European Central Bank President Jean-Claude Trichet, in an interview with The Wall Street Journal, reiterated a warning that inflation pressures must be watched closely, urging central bankers around the world to ensure rising food and energy prices don’t gain a foothold in the global economy.

On Friday, the euro hit its highest level versus the greenback since November on continued optimism that European officials were moving toward boosting the effective lending capacity of the euro-zone rescue fund, known as the European Financial Stability Facility.

Despite Ireland’s tribulations, “there seems to be growing optimism that somehow European leaders will cobble together some solution to deal with the debt crisis in Europe,” said Michael Hewson, market analyst at CMC Markets.

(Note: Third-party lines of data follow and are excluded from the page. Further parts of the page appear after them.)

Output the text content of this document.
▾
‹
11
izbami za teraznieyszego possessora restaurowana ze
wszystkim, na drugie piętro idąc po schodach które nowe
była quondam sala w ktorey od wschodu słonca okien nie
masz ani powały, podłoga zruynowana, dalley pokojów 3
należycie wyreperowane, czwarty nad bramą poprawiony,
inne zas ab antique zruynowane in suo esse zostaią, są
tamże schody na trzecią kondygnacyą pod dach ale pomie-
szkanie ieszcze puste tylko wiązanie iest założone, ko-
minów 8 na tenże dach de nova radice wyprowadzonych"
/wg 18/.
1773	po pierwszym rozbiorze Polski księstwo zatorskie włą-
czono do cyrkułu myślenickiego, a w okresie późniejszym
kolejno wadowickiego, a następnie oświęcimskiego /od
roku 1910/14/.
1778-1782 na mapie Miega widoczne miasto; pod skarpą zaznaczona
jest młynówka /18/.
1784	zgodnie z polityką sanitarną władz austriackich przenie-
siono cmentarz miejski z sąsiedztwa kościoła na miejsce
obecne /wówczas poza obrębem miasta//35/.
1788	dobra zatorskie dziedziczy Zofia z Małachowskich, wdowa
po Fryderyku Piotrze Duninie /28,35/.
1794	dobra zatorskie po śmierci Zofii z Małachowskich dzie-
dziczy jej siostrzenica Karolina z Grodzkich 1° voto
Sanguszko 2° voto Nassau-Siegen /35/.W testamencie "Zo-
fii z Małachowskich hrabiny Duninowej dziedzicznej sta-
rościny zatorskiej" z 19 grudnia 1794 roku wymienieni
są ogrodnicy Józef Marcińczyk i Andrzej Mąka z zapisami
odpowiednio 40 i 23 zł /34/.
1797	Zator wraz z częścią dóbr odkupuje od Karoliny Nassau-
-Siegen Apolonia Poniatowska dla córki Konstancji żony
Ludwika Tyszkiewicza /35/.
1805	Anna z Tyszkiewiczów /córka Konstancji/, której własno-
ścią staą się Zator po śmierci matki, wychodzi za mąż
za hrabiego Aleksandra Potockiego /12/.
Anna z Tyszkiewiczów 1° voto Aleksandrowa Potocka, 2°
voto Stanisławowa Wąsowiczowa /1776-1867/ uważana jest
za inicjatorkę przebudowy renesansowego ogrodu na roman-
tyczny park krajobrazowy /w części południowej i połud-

“While this sentiment prevails, there appears to be little to stop the single currency from continuing its recent rally after last week’s peripheral bond auctions went through without any major hiccups and spreads narrowed,” he said.

Against the Japanese currency (USDYEN 82.8400, +0.2900, +0.3514%) , the dollar traded at 82.87 yen, compared to ¥82.69 at the end of last week.

Sterling (GBPUSD 1.5956, -0.0038, -0.2376%) traded at $1.5944 Monday, down from $1.6014 in late North American trading Friday.

The Australian dollar (AUDUSD 0.9925, +0.0046, +0.4656%) rose 0.2% versus the U.S. unit to change hands at 99.15 U.S. cents.